In the spring of 1920, Hendren left the Forest Service for a job packing for the Rutledge Timber Co. of Clarkia, Idaho After four years, he moved to Portland and took a job as a fireman on a steamboat working up to the position of assistant engineer on boats hauling paper from Oregon City on the Willamette River and from Camas, Washington on the Columbia into Portland. The boats were owned by the Western Transportation Co., a subsidiary of the Crown Paper Co., later to become the Crown Zellerbach Corp.

Earl missed the hills of western Montana and in 1930 returned to the Forest Service for a job on the Cabinet National Forest, an area later absorbed by the Lolo National Forest, at Thompson Falls. He has remained here since.

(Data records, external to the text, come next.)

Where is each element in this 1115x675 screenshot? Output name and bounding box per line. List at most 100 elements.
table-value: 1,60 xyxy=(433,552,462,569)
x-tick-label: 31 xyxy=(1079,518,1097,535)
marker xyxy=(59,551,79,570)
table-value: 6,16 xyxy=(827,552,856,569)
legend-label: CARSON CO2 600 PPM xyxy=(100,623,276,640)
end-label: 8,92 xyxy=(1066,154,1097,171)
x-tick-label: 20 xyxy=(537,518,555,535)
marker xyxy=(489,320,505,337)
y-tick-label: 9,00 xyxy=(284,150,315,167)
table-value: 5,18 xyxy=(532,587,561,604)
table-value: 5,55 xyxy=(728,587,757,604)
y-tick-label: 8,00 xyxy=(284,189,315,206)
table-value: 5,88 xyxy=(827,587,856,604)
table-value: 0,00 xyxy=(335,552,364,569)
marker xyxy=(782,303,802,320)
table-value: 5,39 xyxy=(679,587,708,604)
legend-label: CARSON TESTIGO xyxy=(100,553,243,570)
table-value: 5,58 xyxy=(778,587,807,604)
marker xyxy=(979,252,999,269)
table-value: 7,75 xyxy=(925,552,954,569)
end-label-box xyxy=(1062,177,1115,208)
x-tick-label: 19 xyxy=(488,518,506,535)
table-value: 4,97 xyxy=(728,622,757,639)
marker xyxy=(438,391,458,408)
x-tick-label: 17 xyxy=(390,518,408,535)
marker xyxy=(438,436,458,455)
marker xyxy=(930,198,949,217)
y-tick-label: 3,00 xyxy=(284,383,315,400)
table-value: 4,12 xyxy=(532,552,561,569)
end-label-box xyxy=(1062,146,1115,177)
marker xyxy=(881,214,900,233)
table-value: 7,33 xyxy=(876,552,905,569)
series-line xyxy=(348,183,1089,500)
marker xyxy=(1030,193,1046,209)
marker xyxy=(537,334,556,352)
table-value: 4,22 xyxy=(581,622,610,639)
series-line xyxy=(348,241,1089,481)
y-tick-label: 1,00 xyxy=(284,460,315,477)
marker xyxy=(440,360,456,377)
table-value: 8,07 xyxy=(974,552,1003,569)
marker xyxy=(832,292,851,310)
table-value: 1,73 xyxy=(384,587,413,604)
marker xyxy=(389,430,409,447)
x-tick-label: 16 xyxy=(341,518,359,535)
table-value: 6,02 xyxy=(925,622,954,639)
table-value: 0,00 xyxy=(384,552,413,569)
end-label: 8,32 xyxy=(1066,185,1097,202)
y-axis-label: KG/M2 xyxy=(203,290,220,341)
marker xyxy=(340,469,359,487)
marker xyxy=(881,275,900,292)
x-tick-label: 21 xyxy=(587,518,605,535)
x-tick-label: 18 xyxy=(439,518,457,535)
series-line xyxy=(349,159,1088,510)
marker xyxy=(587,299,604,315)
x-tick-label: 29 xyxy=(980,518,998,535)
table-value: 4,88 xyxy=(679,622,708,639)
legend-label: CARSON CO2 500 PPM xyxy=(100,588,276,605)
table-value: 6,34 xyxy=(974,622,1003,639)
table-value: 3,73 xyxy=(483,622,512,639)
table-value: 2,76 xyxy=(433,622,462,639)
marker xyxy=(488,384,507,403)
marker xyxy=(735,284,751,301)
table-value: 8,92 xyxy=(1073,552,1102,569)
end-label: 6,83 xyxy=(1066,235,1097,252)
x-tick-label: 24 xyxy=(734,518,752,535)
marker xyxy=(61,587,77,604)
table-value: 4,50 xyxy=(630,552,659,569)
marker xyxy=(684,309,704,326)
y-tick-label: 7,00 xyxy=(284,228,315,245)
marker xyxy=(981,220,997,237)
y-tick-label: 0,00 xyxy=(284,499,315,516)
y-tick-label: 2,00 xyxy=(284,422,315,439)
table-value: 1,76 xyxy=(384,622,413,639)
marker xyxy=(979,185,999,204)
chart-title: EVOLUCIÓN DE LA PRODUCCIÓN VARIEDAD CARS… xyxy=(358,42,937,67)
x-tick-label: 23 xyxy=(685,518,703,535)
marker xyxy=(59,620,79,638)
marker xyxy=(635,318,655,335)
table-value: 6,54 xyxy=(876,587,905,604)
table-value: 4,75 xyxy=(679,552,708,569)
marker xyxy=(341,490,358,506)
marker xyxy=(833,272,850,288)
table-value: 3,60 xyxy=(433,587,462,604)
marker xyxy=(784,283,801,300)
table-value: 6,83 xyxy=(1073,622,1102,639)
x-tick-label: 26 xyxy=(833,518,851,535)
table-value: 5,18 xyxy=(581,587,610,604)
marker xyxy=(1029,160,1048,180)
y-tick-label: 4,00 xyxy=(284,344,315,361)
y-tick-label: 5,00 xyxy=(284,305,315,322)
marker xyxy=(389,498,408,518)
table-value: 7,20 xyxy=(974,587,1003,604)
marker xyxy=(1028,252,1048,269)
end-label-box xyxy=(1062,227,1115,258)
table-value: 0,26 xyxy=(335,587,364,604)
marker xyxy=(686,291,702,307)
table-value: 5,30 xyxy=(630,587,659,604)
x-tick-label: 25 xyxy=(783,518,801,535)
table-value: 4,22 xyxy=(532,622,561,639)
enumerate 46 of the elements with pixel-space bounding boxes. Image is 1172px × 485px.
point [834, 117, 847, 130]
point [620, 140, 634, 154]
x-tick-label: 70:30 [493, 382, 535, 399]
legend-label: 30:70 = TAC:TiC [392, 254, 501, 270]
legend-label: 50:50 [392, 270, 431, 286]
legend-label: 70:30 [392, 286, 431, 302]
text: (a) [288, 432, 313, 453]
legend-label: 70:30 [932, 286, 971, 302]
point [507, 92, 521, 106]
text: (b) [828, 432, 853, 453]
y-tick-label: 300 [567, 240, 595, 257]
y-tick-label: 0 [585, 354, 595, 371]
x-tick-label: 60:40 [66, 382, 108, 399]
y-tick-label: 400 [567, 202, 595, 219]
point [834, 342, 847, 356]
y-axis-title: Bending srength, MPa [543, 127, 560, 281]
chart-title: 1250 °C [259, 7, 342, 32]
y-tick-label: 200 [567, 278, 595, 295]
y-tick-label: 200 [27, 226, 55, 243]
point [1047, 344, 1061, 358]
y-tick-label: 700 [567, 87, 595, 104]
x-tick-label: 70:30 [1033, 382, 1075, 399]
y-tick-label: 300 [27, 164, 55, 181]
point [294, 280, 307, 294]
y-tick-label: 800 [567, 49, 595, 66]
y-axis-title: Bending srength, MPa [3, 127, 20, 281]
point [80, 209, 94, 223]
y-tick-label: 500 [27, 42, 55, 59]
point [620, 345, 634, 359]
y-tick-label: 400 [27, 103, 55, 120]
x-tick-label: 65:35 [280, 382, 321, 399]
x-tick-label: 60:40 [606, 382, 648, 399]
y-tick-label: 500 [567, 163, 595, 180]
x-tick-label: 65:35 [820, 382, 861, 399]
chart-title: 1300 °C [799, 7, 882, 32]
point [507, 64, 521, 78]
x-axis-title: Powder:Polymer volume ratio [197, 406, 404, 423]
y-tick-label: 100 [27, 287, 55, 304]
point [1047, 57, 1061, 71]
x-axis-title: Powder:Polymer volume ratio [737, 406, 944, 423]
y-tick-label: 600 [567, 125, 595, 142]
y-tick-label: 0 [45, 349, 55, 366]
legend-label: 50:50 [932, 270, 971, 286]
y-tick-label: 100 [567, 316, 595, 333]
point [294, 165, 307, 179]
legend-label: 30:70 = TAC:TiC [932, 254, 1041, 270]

Dan began his work with the Forest Service in the spring of 1926 on the North Fork of the Coeur d’Alene Forest in Idaho. The following year he worked for the old Cabinet Forest at Plains as a guard-packer. In 1929, he transferred to Trout Creek and has worked as a laborer, truck driver, fire fighter, watchman, powderman in trails and brush. Primarily, however, his work has been as a packer, transporting supplies by mule to areas where roads did not exist.

After the Cabinet Forest was abolished in 1954, Dan became a full-time packer on the Kaniksu National Forest.

After retirement, Dan plans to catch up on his hobbies of fishing and hunting, which were neglected during long hours on the trails. He will continue to reside at his home at Trout Creek.

Earl plans to continue to make his home at Thompson Falls.

300 ATTEND GOLDEN WEDDING RECEPTION FOR NOBLE G. LaRUES AT HOT SPRINGS

Three hundred friends and relatives of Mr. and Mrs. Noble LaRue honored them Sunday on the occasion of their 50th wedding anniversary. The reception was held in the Florence Hotel.

Noble G. LaRue was married to Mary Lee Wilhite Feb. 12, 1919 in Centralia, Missouri. They lived on a farm near Columbia Missouri. Until March 1921 when they moved to Tuscor. There they operated the store and post office and LaRue was depot agent for the Northern Pacific Railway. June 1, 1930 the family moved to Hot Springs where they have operated the Hot Springs Mercantile since.

They have two children, Helen, who lives in Helena with her husband and three daughters and Harold and his wife, the former Betty Ratcliff, live in Hot Springs.